В тридцатые годы этот приход вообще захватили церковные оппозиционеры — «непомнящие», то есть не молившиеся о благополучии советской власти. Долгие годы настоятелем храма был священник, дружно живший с «бывшими» и сам предупредивший их, что «стучит». Именно он рассказал о том, как после войны приходил к нему исповедоваться старик, в прошлом зубной врач, и он признался, что чекисты заставили его ввести патриарху Тихону через десну яд, от которого тот через три часа тихо умер. На Большой Лубянке, в переулке, ведущем к Рождественскому монастырю, на первом этаже углового дома с эркером долгое время работала чекистская лаборатория, где на заключенных испытывали различные яды. Руководил лабораторией Глеб Бокий, расстрелянный потом своими как опасный свидетель. На его дочери был женат старый диссидент и один из основателей «Мемориала» Лев Разгон. Бокий был выдающимся садистом и изувером. Садистами и людоедами среди первых большевиков были не все, поначалу многие выглядели внешне прилично и добродушно. Но принципиально палачами являлись абсолютно все, включая пучеглазую идиотку Крупскую и ленинских сестер-калмычек. Вся эта банда держалась только на одном чувстве — желании физического уничтожения семьи Романовых, дворянства, буржуазии и, конечно, «долгогривых», то есть попов, особенно ненавистных этой кровавой мрази. Все эти марксистские и народнические шакалы готовились к роли массовых убийц еще с гимназических времен. Живя во Франции, Ленин с женой специально объездил на велосипеде и обошел пешком те места, где якобинцы казнили свои жертвы (ах, милая демократическая Франция!).

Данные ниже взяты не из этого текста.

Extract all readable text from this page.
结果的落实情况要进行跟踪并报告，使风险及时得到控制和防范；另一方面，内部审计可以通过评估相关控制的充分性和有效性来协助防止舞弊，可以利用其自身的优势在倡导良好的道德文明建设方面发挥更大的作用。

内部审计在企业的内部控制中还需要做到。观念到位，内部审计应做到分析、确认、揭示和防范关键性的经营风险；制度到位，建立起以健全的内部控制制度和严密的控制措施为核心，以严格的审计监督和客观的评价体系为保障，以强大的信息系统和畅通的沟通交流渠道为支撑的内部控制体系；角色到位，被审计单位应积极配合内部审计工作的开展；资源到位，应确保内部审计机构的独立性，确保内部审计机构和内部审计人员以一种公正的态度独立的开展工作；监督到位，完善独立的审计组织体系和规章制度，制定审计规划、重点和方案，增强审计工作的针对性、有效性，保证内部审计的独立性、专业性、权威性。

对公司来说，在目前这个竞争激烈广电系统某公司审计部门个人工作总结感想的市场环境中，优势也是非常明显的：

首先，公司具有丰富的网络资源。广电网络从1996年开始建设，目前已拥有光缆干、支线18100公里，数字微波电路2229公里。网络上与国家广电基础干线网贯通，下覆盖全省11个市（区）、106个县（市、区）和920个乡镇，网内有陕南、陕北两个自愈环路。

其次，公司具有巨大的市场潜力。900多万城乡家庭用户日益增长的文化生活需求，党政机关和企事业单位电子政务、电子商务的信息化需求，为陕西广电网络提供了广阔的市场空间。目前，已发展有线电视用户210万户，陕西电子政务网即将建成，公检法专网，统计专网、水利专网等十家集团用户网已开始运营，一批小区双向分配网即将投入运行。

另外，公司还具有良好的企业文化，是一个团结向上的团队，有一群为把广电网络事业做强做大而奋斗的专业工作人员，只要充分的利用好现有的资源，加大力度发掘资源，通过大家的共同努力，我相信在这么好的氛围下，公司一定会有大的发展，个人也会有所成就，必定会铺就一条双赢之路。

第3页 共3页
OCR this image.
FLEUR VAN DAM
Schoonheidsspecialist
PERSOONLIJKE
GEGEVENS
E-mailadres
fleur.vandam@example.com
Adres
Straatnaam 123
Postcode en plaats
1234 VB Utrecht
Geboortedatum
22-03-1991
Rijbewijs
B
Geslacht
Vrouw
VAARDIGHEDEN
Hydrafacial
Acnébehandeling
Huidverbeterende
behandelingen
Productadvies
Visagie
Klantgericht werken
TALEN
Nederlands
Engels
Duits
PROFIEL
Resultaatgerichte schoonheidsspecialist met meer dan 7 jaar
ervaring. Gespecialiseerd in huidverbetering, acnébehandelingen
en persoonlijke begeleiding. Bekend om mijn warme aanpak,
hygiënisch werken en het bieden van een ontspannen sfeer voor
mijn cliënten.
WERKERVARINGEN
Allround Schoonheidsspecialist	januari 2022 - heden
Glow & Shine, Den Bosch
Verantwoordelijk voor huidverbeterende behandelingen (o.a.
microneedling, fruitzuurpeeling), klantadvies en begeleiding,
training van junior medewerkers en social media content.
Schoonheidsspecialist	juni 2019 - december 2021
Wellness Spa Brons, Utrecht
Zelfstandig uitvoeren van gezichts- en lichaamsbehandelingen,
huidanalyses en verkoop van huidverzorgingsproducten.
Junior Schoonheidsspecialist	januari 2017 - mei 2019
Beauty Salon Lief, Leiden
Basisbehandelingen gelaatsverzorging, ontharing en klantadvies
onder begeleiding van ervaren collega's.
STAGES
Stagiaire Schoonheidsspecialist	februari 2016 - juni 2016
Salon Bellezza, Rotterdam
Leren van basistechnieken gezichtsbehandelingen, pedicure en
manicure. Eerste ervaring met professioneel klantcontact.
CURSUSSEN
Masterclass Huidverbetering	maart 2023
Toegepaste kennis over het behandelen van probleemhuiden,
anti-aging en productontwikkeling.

В храме Ильи Обыденного большевики надолго оставили островок свободомыслия — чтобы был полигон для сыска и наблюдения. Мне не нравился этот храм, его восторженные прихожане и тем более настоятель, и я редко туда ходил. Но в ожидании служб познакомился там с одним старичком — искусствоведом Дурылиным, автором книг о Нестерове. Он жил напротив храма и в солнечные дни выползал в церковный дворик погреться, но в храм не заходил, сидел на лавочке или под колокольней. Узнав, что я учусь в художественной школе, Дурылин подарил мне цветную дореволюционную открытку — репродукцию с Нестерова и подписал: «Алеше от собеседника по церковному дворику. Дурылин». Много лет спустя я узнал, что старичок-искусствовед был одной из ключевых фигур катакомбной церкви, ее епископом, хранителем многих тайн и архивов, которые он где-то прятал. Только недавно начали кое-что о нем печатать. Со мной Дурылин вел разговоры о том, что православие в России вскоре вообще умрет, и я проживу жизнь в полностью безбожной стране. К сожалению, так и оказалось. Показательно, что, кроме моего имени, мой собеседник ни о чем меня не спросил — ни фамилию, ни из какой я семьи, ни об отношении к православию. Узнал лишь одно — живы ли мои родители. Я тоже его ни о чем не спрашивал. Мы оба не хотели конкретности общения: просто вечер, церковный дворик, голуби, остов Дворца Советов, чекисты, попы, продавшиеся мерзавцам. Я давно отношусь ко всему современному миру как к большой мусорной свалке, в которой, словно сороки, собирающие блестящие пуговицы и пивные крышки, роются люди, забывшие, для чего они родились. Я и сам напоминаю себе порой сошедшую с ума птицу, которая кружится над ускользающей из памяти темой — живой Фальк.
Я посещал район взорванного Храма Христа Спасителя как очередное место русской скорби. Пока существовали яма с останками Храма и даже построенный на ее месте хрущевский бассейн — была надежда. Но когда там воздвигли лужковский бетонный объект — надежда умерла, все кварталы вокруг застыли в безмолвии, как руины Помпеи. И Фальк, и его друзья-сезан-нисты, и Дурылин, и Вася Шереметев были последними третьеримлянами, бродящими среди развалин, словно персонажи Пиранези. К концу двадцатого века их всех уже не было на свете. Скоро вымрет поколение мужчин, родившихся в тридцатые годы и знавших их, и наступит полная немота и духовное одичание. На территории России некому будет помнить, что когда-то здесь была хоть какая-то не эрзац-культура.